Throughout the weekend, participants heard witness talks, participated in team-building activities, studied the saints, engaged in small-group discussions, celebrated Mass, prayed before the Blessed Sacrament and had the opportunity to go to confession.

Tanner Knight, a senior from the Coralville parish, served as an emcee and gave a witness talk. He believes it is important for older youths to help younger youths become engaged in the life of the Church. “Kids don’t listen to adults as much as kids their own age,” he told The Catholic Messenger. “It’s important for them to see youths who are engaged in their faith and having fun.”

Youth testimonies on Saturday covered a variety of topics including abstinence, overcoming suicidal thoughts and having the bravery to forge your own path. Gloria Mancilla, a youth ministry assistant from St. Anthony Parish in Davenport, said it is often easier for youths to relate to peer leaders because “they are facing the same problems.”

Tina Wagschal, secretary for the Davenport parish, also assists the parish’s youth ministry. She said the high school youths had expressed an interest in participating in retreats and listening to peer witness talks. The Walk on Water retreat provided a great opportunity to do that.

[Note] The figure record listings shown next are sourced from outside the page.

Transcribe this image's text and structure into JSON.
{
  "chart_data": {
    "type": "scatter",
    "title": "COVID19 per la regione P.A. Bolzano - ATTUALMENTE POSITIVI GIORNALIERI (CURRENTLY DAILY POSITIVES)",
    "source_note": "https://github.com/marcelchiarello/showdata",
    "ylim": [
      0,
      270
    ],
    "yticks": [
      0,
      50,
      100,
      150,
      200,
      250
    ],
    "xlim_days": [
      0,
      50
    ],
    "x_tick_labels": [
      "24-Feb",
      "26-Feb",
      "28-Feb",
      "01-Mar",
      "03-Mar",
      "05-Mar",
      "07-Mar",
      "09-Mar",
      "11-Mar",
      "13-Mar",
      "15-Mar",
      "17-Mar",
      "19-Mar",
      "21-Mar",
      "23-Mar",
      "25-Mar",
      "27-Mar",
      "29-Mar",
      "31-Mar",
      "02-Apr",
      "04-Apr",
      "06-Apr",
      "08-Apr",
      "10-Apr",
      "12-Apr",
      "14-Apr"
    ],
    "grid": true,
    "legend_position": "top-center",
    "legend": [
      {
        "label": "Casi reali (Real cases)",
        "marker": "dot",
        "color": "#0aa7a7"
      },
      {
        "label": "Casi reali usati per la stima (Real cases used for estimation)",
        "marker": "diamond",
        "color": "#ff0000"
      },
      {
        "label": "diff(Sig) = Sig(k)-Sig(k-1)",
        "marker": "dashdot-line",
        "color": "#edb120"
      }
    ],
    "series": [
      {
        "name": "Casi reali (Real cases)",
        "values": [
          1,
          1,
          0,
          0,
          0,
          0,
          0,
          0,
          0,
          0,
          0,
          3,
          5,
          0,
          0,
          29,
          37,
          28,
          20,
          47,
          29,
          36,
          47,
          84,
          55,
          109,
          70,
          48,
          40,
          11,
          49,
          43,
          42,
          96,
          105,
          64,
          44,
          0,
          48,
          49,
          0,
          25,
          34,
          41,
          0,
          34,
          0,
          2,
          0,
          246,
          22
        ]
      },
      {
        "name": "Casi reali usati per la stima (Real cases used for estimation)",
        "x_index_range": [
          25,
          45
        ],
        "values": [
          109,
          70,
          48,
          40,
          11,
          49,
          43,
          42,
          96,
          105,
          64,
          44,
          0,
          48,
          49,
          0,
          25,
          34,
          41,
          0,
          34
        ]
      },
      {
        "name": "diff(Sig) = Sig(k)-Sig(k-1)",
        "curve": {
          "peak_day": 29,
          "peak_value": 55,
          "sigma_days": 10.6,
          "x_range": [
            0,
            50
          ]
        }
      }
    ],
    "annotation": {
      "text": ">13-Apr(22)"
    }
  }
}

Participants had plenty of time for fellowship as well. On Saturday night, they bundled up and took a hayrack ride to the gym where they played volleyball, giant Jenga and other activities. “I’m

Lindsay Steele
Taylor Vittetoe and Malea Kampman of St. Thomas More Parish in Coralville take a selfie with a cardboard cutout of Pope Francis during a retreat for youths and youth ministry leaders Nov. 13 at Crooked Creek Christian Camp in Washington.

loving how (participants) are interacting, seeing how our kids have blended in and stood out at the same time,” Wagschal said. It was a warm and welcoming environment for the adult leaders, too.

On Sunday morning, Father Chuck Adam offered a talk on letting go of fear and trusting God. He said that initially he was afraid to tell people he wanted to become a priest but eventually trusted God and found the courage to pursue his vocation. Fear can hold people back from doing the right thing but listening to God, letting go of regrets and resentment, being part of a community of faith and seeing struggles as growth opportunities can help, he said. He celebrated Mass to conclude the retreat.

Emcee Lucy Nolte, a young adult from the Coralville parish, said she observed that people who didn’t have strong faith at the start of the retreat were able to see how God has worked in their lives and in the lives of others.

Participant Malia Wiederien, also from the Coralville parish, said the retreat was successful in helping youths open up about their experiences. “People were being super vulnerable and willing to share with the large group. That’s really hard!” She acknowledged that, while most of the people in her small group attended because their parents wanted them to, they were glad they did and were interested in participating in a future retreat. “Their eyes were opened and they had that ‘wow’ moment, they had their Jesus moment.”

Emcees Duwa and Landry Gingerich, both from the Holy Family Parish of Riverside, Richmond and Wellman, said they appreciated the opportunity to help their peers embrace the Catholic faith. “I liked watching everyone participate and observe God’s presence,” Duwa said.

Sarah Berdo, a youth participant from St. James Parish in Washington, attended the retreat with her older sister, Tess. Sarah Berdo said she left the retreat with new friends and a new perspective on her faith. Tess Berdo said she grew closer to God and learned how to reflect on and go deeper in her faith.